Where the money has gone
Funding by round · approximate, in USD millions
A capital stack that gets less heroic and more strategic as it goes. Series C and D paid for the factory; the Toyota round paid for the service.
06 The mission, in plain words
WHILL describes its mission as delivering mobility, confidence, and joy. Most companies use three abstract nouns the way they use placeholder text - to fill the space until a real sentence shows up. WHILL's three are unusually traceable to the product.
Mobility is the omni-wheel. Confidence is the design language that lets a user roll into a restaurant without scanning the room. Joy is, embarrassingly enough, what people say in the testimonials - that the chair feels less like a piece of equipment and more like a thing they own.
It is fashionable to be cynical about mission statements. It is also possible to be wrong about it.
07 Why it matters tomorrow
The number of people over 65 in OECD countries is going up. The number of airports willing to staff manual wheelchair pushers is going down. The number of mobility-impaired travelers willing to surrender their independence to a stranger has always been low and is dropping further as the affected population ages into a generation that grew up assuming software solves things.

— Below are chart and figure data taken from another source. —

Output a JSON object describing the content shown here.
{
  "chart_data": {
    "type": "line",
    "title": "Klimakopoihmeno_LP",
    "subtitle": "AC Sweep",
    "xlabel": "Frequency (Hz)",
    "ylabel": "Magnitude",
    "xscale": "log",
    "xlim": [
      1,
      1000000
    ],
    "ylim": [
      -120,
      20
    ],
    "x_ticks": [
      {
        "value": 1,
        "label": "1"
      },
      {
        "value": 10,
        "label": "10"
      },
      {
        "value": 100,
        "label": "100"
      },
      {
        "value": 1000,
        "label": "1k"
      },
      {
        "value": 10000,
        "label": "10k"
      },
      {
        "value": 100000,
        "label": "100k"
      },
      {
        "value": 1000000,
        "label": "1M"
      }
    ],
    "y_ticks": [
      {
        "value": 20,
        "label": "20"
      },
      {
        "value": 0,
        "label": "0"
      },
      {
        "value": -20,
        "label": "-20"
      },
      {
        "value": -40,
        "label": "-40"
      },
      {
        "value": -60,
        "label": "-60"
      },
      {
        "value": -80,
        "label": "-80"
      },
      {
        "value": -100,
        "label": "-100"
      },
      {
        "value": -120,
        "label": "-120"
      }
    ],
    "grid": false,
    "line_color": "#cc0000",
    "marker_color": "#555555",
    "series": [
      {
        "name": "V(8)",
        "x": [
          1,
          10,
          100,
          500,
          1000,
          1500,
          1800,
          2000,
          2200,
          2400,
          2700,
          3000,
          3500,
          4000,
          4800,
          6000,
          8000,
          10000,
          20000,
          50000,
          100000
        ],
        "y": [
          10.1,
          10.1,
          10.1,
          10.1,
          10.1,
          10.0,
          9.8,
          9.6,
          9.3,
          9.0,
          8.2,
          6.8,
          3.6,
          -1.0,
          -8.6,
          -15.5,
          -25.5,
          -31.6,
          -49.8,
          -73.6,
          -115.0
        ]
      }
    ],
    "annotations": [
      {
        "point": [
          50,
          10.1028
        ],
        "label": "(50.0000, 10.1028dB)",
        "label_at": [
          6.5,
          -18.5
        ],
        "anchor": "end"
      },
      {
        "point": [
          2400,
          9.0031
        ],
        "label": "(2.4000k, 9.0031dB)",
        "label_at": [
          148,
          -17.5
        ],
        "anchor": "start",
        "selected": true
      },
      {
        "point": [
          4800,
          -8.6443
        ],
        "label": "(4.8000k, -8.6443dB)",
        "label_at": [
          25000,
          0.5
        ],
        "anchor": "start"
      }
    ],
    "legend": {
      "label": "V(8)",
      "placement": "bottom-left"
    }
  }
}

WHILL is one of a small number of companies positioned at the intersection of those three trend lines. The hardware is regulated, expensive to develop, and design-led. The service is sticky, contract-based, and scales per airport rather than per user. Neither piece is easy to copy.
The harder question is the one WHILL has not fully answered yet: whether the autonomous service generalizes beyond airports - to hospitals, theme parks, conference centers, retirement communities, and eventually the kind of last-200-meter problem that exists on every campus in every city. The bet is that it does. The capital structure says Toyota agrees.
08 Back at Gate 142
The traveler from the opening paragraph - the one who tapped a destination on a touchscreen and was driven, by a chair, to security - did not say anything memorable on her way there. She didn't have to. She made a phone call. She read part of a magazine. She arrived at her gate on time, which is the highest praise a piece of airport infrastructure can receive.
That is what WHILL has built, more or less: a quiet machine for the part of the trip nobody used to be able to make on their own. The wheelchair, reclassified as something you do not have to think about.
Which is, if you squint, what the founders said they were going to do in 2012. They were just polite enough not to put it in the deck.